MARKERSBURG, TN – Dr. Lois Siento thinks she has the key to improving relationships between primary teams and consultants.
“It’s simple,” she explains. “We give consultant business. Consultants like to get cases from us that interest them and, if they’re surgeons, that need to go to surgery.”
“The trouble,” she continued, “is that we don’t always know what interests them, or what needs surgery. I mean, some of these teams have weird tastes and they all like different things. This team likes toes, that one hates toes. This team likes the pancreas, that one hates the pancreas. One likes skin, one doesn’t like skin. This one likes cancer, that one hates cancer. Get this: some of them are even into butts. Then if you call a consultant with something they don’t like, or that doesn’t need an intervention, they get upset!
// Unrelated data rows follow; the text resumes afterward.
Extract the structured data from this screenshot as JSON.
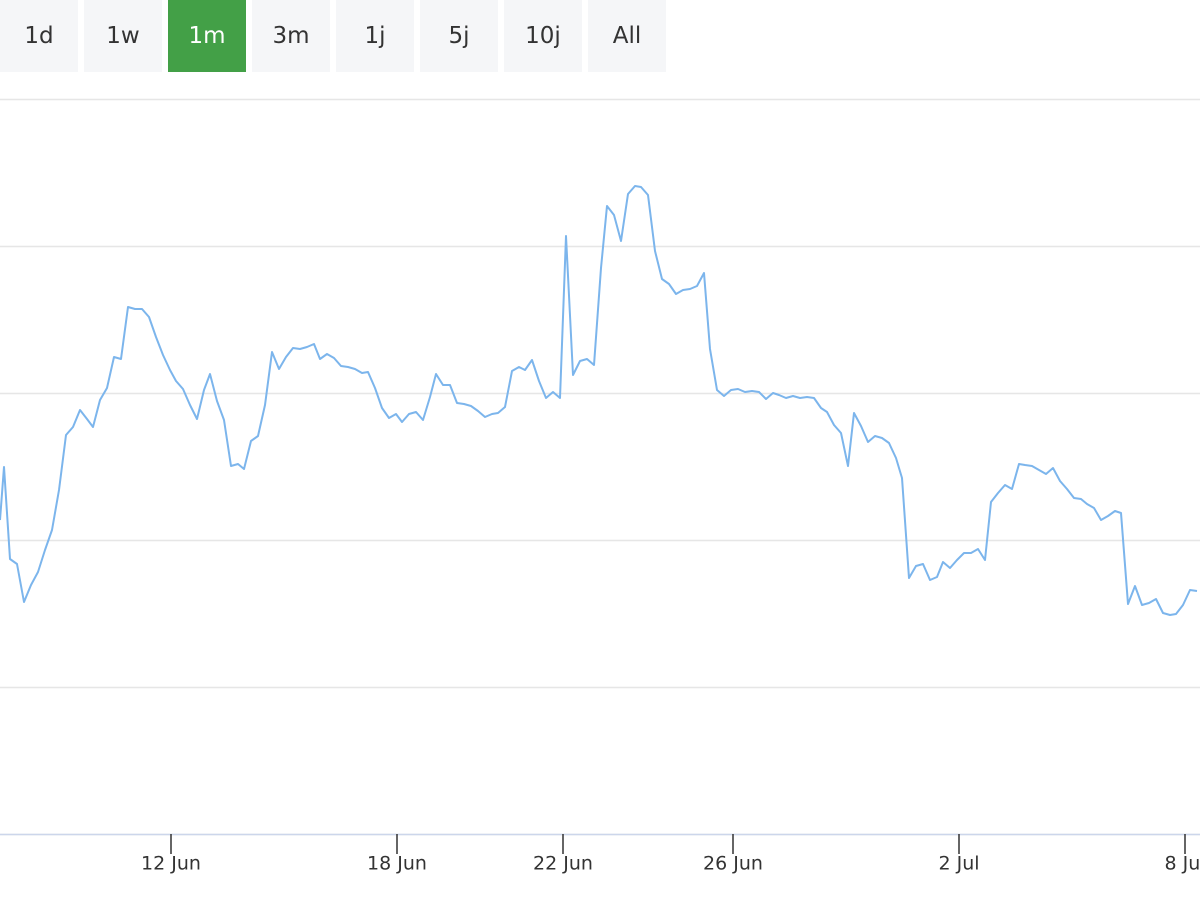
{
  "buttons": {
    "options": [
      "1d",
      "1w",
      "1m",
      "3m",
      "1j",
      "5j",
      "10j",
      "All"
    ],
    "selected": 2
  },
  "chart_data": {
    "type": "line",
    "color": "#7cb5ec",
    "grid": true,
    "xlim": [
      0,
      1200
    ],
    "ylim": [
      0,
      735
    ],
    "yticks": [
      0,
      147,
      294,
      441,
      588,
      735
    ],
    "xticks": [
      {
        "value": 171,
        "label": "12 Jun"
      },
      {
        "value": 397,
        "label": "18 Jun"
      },
      {
        "value": 563,
        "label": "22 Jun"
      },
      {
        "value": 733,
        "label": "26 Jun"
      },
      {
        "value": 959,
        "label": "2 Jul"
      },
      {
        "value": 1185,
        "label": "8 Jul"
      }
    ],
    "x": [
      0,
      4,
      10,
      17,
      24,
      31,
      38,
      45,
      52,
      59,
      66,
      73,
      80,
      87,
      93,
      100,
      107,
      114,
      121,
      128,
      135,
      142,
      149,
      156,
      163,
      170,
      176,
      183,
      190,
      197,
      204,
      210,
      217,
      224,
      231,
      238,
      244,
      251,
      258,
      265,
      272,
      279,
      286,
      293,
      300,
      307,
      314,
      320,
      327,
      334,
      341,
      348,
      355,
      362,
      368,
      375,
      382,
      389,
      396,
      402,
      409,
      416,
      423,
      430,
      436,
      443,
      450,
      457,
      464,
      471,
      478,
      485,
      492,
      498,
      505,
      512,
      519,
      525,
      532,
      539,
      546,
      553,
      560,
      566,
      573,
      580,
      587,
      594,
      601,
      607,
      614,
      621,
      628,
      635,
      641,
      648,
      655,
      662,
      669,
      676,
      683,
      690,
      697,
      704,
      710,
      717,
      724,
      731,
      738,
      745,
      752,
      759,
      766,
      773,
      779,
      786,
      793,
      800,
      807,
      814,
      821,
      827,
      834,
      841,
      848,
      854,
      861,
      868,
      875,
      882,
      889,
      896,
      902,
      909,
      916,
      923,
      930,
      937,
      943,
      950,
      957,
      964,
      971,
      978,
      985,
      991,
      998,
      1005,
      1012,
      1019,
      1025,
      1032,
      1039,
      1046,
      1053,
      1060,
      1067,
      1074,
      1081,
      1087,
      1094,
      1101,
      1108,
      1115,
      1121,
      1128,
      1135,
      1142,
      1149,
      1156,
      1163,
      1170,
      1176,
      1183,
      1190,
      1197
    ],
    "values": [
      314,
      367,
      275,
      270,
      232,
      249,
      262,
      284,
      304,
      344,
      399,
      407,
      424,
      415,
      407,
      434,
      446,
      477,
      475,
      527,
      525,
      525,
      517,
      497,
      479,
      464,
      453,
      445,
      429,
      415,
      444,
      460,
      433,
      414,
      368,
      370,
      365,
      393,
      398,
      429,
      482,
      465,
      477,
      486,
      485,
      487,
      490,
      475,
      480,
      476,
      468,
      467,
      465,
      461,
      462,
      446,
      426,
      416,
      420,
      412,
      420,
      422,
      414,
      437,
      460,
      449,
      449,
      431,
      430,
      428,
      423,
      417,
      420,
      421,
      427,
      463,
      467,
      464,
      474,
      453,
      436,
      442,
      436,
      598,
      459,
      473,
      475,
      469,
      566,
      628,
      619,
      593,
      640,
      648,
      647,
      639,
      583,
      555,
      550,
      540,
      544,
      545,
      548,
      561,
      485,
      444,
      438,
      444,
      445,
      442,
      443,
      442,
      435,
      441,
      439,
      436,
      438,
      436,
      437,
      436,
      426,
      422,
      409,
      401,
      368,
      421,
      408,
      392,
      398,
      396,
      391,
      376,
      356,
      256,
      268,
      270,
      254,
      257,
      272,
      266,
      274,
      281,
      281,
      285,
      274,
      332,
      341,
      349,
      345,
      370,
      369,
      368,
      364,
      360,
      366,
      353,
      345,
      336,
      335,
      330,
      326,
      314,
      318,
      323,
      321,
      230,
      248,
      229,
      231,
      235,
      221,
      219,
      220,
      229,
      244,
      243
    ]
  }
}
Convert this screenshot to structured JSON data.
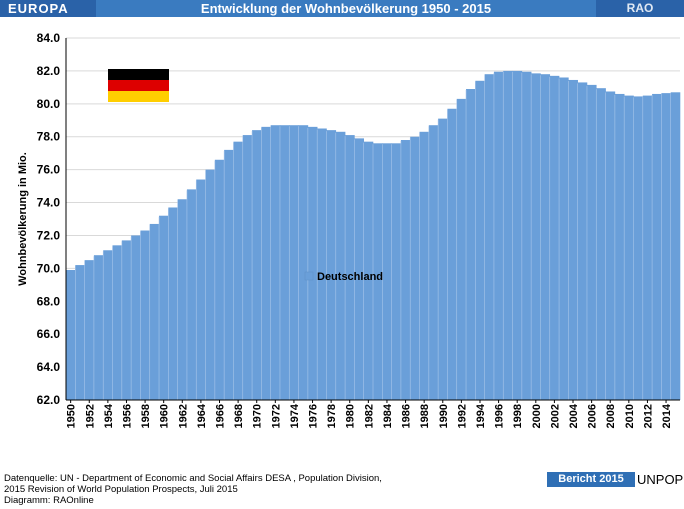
{
  "header": {
    "region": "EUROPA",
    "title": "Entwicklung der Wohnbevölkerung  1950 - 2015",
    "brand": "RAO"
  },
  "chart_data": {
    "type": "area",
    "ylabel": "Wohnbevölkerung in Mio.",
    "ylim": [
      62.0,
      84.0
    ],
    "yticks": [
      "62.0",
      "64.0",
      "66.0",
      "68.0",
      "70.0",
      "72.0",
      "74.0",
      "76.0",
      "78.0",
      "80.0",
      "82.0",
      "84.0"
    ],
    "xticks": [
      "1950",
      "1952",
      "1954",
      "1956",
      "1958",
      "1960",
      "1962",
      "1964",
      "1966",
      "1968",
      "1970",
      "1972",
      "1974",
      "1976",
      "1978",
      "1980",
      "1982",
      "1984",
      "1986",
      "1988",
      "1990",
      "1992",
      "1994",
      "1996",
      "1998",
      "2000",
      "2002",
      "2004",
      "2006",
      "2008",
      "2010",
      "2012",
      "2014"
    ],
    "legend_position": "center",
    "series": [
      {
        "name": "Deutschland",
        "color": "#6a9fd9",
        "x": [
          1950,
          1951,
          1952,
          1953,
          1954,
          1955,
          1956,
          1957,
          1958,
          1959,
          1960,
          1961,
          1962,
          1963,
          1964,
          1965,
          1966,
          1967,
          1968,
          1969,
          1970,
          1971,
          1972,
          1973,
          1974,
          1975,
          1976,
          1977,
          1978,
          1979,
          1980,
          1981,
          1982,
          1983,
          1984,
          1985,
          1986,
          1987,
          1988,
          1989,
          1990,
          1991,
          1992,
          1993,
          1994,
          1995,
          1996,
          1997,
          1998,
          1999,
          2000,
          2001,
          2002,
          2003,
          2004,
          2005,
          2006,
          2007,
          2008,
          2009,
          2010,
          2011,
          2012,
          2013,
          2014,
          2015
        ],
        "values": [
          69.9,
          70.2,
          70.5,
          70.8,
          71.1,
          71.4,
          71.7,
          72.0,
          72.3,
          72.7,
          73.2,
          73.7,
          74.2,
          74.8,
          75.4,
          76.0,
          76.6,
          77.2,
          77.7,
          78.1,
          78.4,
          78.6,
          78.7,
          78.7,
          78.7,
          78.7,
          78.6,
          78.5,
          78.4,
          78.3,
          78.1,
          77.9,
          77.7,
          77.6,
          77.6,
          77.6,
          77.8,
          78.0,
          78.3,
          78.7,
          79.1,
          79.7,
          80.3,
          80.9,
          81.4,
          81.8,
          81.95,
          82.0,
          82.0,
          81.95,
          81.85,
          81.8,
          81.7,
          81.6,
          81.45,
          81.3,
          81.15,
          80.95,
          80.75,
          80.6,
          80.5,
          80.45,
          80.5,
          80.6,
          80.65,
          80.7
        ]
      }
    ]
  },
  "flag": {
    "colors": [
      "#000000",
      "#dd0000",
      "#ffce00"
    ]
  },
  "footer": {
    "source_line1": "Datenquelle: UN -  Department of Economic and Social Affairs DESA , Population Division,",
    "source_line2": "2015 Revision of World Population Prospects, Juli 2015",
    "diagram_line": "Diagramm: RAOnline",
    "report_label": "Bericht 2015",
    "org_label": "UNPOP"
  }
}
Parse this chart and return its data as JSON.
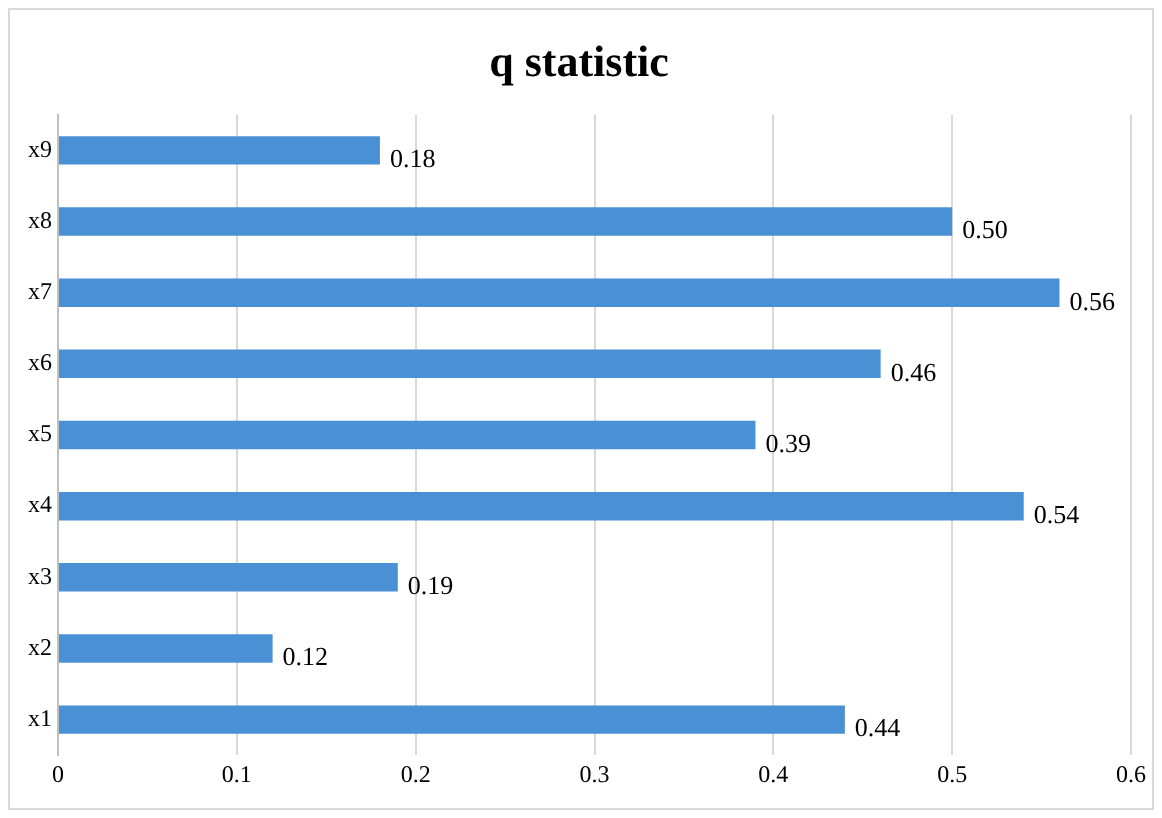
{
  "chart_data": {
    "type": "bar",
    "title": "q statistic",
    "orientation": "horizontal",
    "categories": [
      "x9",
      "x8",
      "x7",
      "x6",
      "x5",
      "x4",
      "x3",
      "x2",
      "x1"
    ],
    "values": [
      0.18,
      0.5,
      0.56,
      0.46,
      0.39,
      0.54,
      0.19,
      0.12,
      0.44
    ],
    "value_labels": [
      "0.18",
      "0.50",
      "0.56",
      "0.46",
      "0.39",
      "0.54",
      "0.19",
      "0.12",
      "0.44"
    ],
    "color": "#4a90d4",
    "xlim": [
      0,
      0.6
    ],
    "xticks": [
      0,
      0.1,
      0.2,
      0.3,
      0.4,
      0.5,
      0.6
    ],
    "grid": "x"
  }
}
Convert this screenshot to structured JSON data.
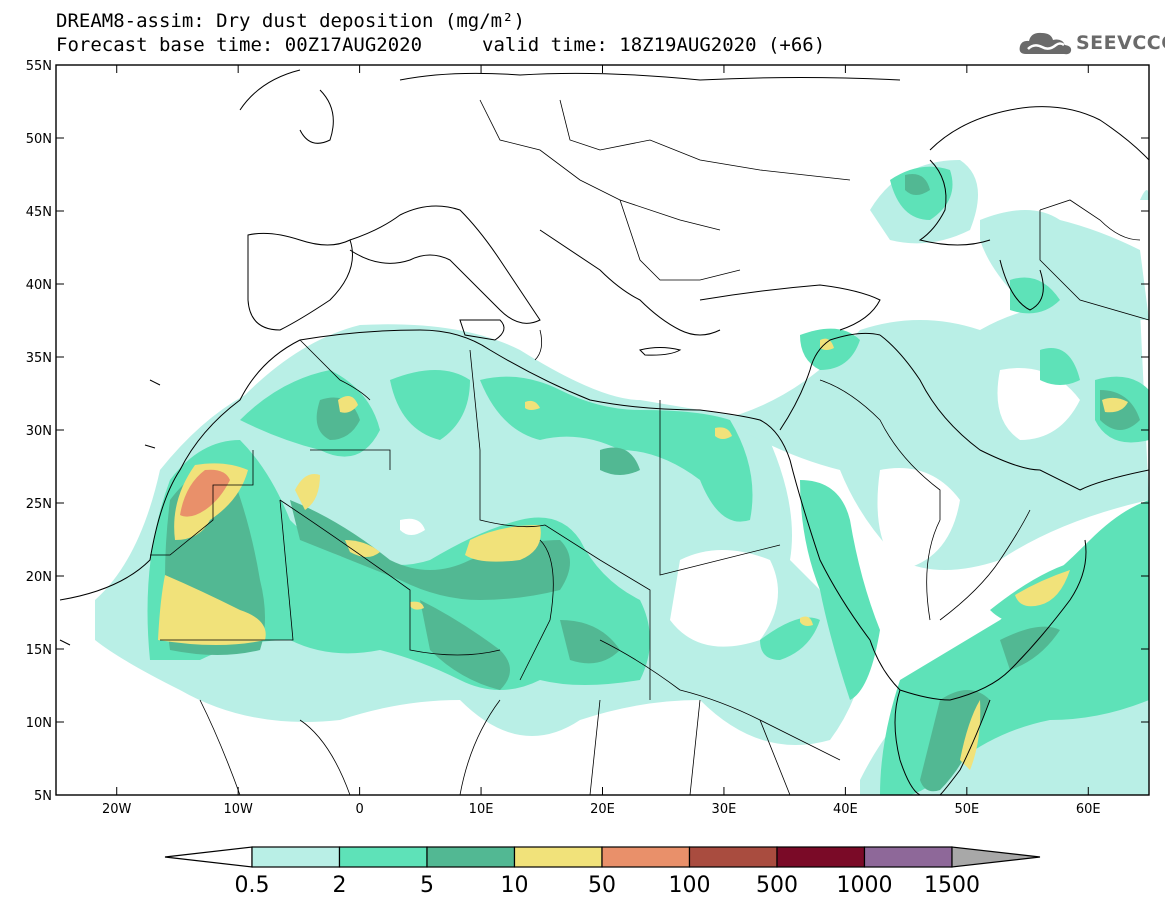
{
  "header": {
    "title_line1": "DREAM8-assim: Dry dust deposition (mg/m²)",
    "title_line2": "Forecast base time: 00Z17AUG2020",
    "valid_time": "valid time: 18Z19AUG2020 (+66)",
    "logo_text": "SEEVCCC",
    "logo_icon": "cloud-logo-icon"
  },
  "map": {
    "lat_labels": [
      "55N",
      "50N",
      "45N",
      "40N",
      "35N",
      "30N",
      "25N",
      "20N",
      "15N",
      "10N",
      "5N"
    ],
    "lon_labels": [
      "20W",
      "10W",
      "0",
      "10E",
      "20E",
      "30E",
      "40E",
      "50E",
      "60E"
    ],
    "lat_range": [
      5,
      55
    ],
    "lon_range": [
      -25,
      65
    ]
  },
  "colorbar": {
    "labels": [
      "0.5",
      "2",
      "5",
      "10",
      "50",
      "100",
      "500",
      "1000",
      "1500"
    ],
    "colors": [
      "#b9efe6",
      "#5ee2b8",
      "#52b893",
      "#f1e27a",
      "#e9906a",
      "#a94c3f",
      "#7a0a27",
      "#8e6899",
      "#a8a8a8"
    ]
  }
}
Well we don’t always know, that’s why we’re asking!”
She explains that she has been improving her relationships with her colleagues by simply apologizing for every consult she calls. We watched her in action as she called an orthopedic surgery consult at 2:47 AM.
“Hey, thanks for calling back. I’m sorry about this one in advance,” she began. Then she began to describe the maculopapular erythematous rash that happened to be over a patient’s elbow, and how she wanted Ortho to take a look (since Derm was not in-house, or perhaps even in-state) before she sent the patient out with steroids, which she already knew she was going to do. “I’m sorry,” she repeated. “I just want you to lay eyes on it before he goes.”
She activated the speakerphone so we could hear the consultant’s response.
“Wow, hey, thanks for apologizing,” said the ortho consultant. “That’s, um…a very… interesting consult.” A loud bang immediately followed, then a dial tone.